Phillipa did not speak.
Edmund tugged at his pocket and
extracted a pot of honey.
“So here,” he said, “is my alibi. Used in a loose and quite indefensible meaning of the term. If Mrs. Lucas pops her bust round the door of the potting shed, I’m here in quest of vegetable marrows. There is absolutely no question of dalliance.”
“I see.”
“Do you ever read Tennyson?” inquired Edmund conversationally. “Not very often.”

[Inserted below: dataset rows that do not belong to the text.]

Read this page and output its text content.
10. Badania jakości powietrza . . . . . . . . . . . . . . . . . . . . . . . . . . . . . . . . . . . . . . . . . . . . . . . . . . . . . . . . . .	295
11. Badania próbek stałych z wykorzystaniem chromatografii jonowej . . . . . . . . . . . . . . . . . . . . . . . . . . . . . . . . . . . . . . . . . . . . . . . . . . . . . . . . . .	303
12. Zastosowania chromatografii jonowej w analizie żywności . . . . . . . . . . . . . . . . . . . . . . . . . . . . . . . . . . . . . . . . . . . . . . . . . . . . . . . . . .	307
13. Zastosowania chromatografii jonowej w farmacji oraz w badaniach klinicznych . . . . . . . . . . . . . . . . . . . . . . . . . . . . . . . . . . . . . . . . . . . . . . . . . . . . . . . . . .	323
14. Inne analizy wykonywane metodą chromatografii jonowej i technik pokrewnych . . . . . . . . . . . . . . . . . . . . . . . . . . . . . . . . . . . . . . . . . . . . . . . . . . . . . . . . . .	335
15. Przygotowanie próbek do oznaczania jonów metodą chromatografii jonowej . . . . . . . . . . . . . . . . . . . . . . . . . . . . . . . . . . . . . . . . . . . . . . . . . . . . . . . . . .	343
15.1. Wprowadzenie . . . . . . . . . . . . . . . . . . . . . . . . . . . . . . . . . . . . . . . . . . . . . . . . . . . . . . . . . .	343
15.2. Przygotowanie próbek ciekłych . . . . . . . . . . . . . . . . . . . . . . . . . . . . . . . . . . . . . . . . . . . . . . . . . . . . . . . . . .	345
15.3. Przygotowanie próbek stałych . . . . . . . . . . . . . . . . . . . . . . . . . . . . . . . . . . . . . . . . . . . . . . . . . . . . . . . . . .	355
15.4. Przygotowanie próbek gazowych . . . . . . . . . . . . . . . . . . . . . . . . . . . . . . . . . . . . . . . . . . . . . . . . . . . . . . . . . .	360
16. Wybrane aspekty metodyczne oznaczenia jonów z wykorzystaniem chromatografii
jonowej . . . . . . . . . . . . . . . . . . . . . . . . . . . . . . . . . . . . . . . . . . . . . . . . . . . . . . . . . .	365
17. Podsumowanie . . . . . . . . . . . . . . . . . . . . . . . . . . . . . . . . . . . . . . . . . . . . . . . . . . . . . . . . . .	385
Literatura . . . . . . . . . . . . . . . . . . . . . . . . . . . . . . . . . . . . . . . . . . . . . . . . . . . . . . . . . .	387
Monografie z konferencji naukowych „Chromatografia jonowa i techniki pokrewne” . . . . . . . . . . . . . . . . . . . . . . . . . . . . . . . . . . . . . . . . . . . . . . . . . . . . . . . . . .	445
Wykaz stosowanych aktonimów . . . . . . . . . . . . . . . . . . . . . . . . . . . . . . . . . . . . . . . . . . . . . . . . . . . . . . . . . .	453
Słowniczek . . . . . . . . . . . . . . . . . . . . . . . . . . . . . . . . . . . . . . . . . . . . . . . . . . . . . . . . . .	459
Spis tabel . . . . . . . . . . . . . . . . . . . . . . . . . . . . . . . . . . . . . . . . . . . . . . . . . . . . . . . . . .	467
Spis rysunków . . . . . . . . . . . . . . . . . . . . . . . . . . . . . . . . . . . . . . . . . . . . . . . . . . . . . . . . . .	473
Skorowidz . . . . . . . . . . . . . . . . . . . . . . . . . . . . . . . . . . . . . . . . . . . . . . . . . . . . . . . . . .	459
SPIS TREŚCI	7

“You should. Tennyson is shortly to make a comeback in a big way. When you turn on your wireless in the evening it will be the Idylls of the King you will hear and not interminable Trollope. I always thought the Trollope pose was the most unbearable affectation. Perhaps a little of Trollope, but not to drown in him. But speaking of Tennyson, have you read Maud?”
“Once, long ago.”
“It’s got some points about it.” He quoted softly:
“‘Faultily faultless, icily regular, splendidly null.’ That’s you, Phillipa.”
“Hardly a compliment!”
“No, it wasn’t meant to be. I gather Maud got under the poor fellow’s skin just like you’ve got under mine.”
“Don’t be absurd, Edmund.”
“Oh, hell, Phillipa, why are you like you are? What goes on behind your splendidly regular features? What do you think? What do you feel? Are you happy, or miserable, or frightened, or what? There must be something.”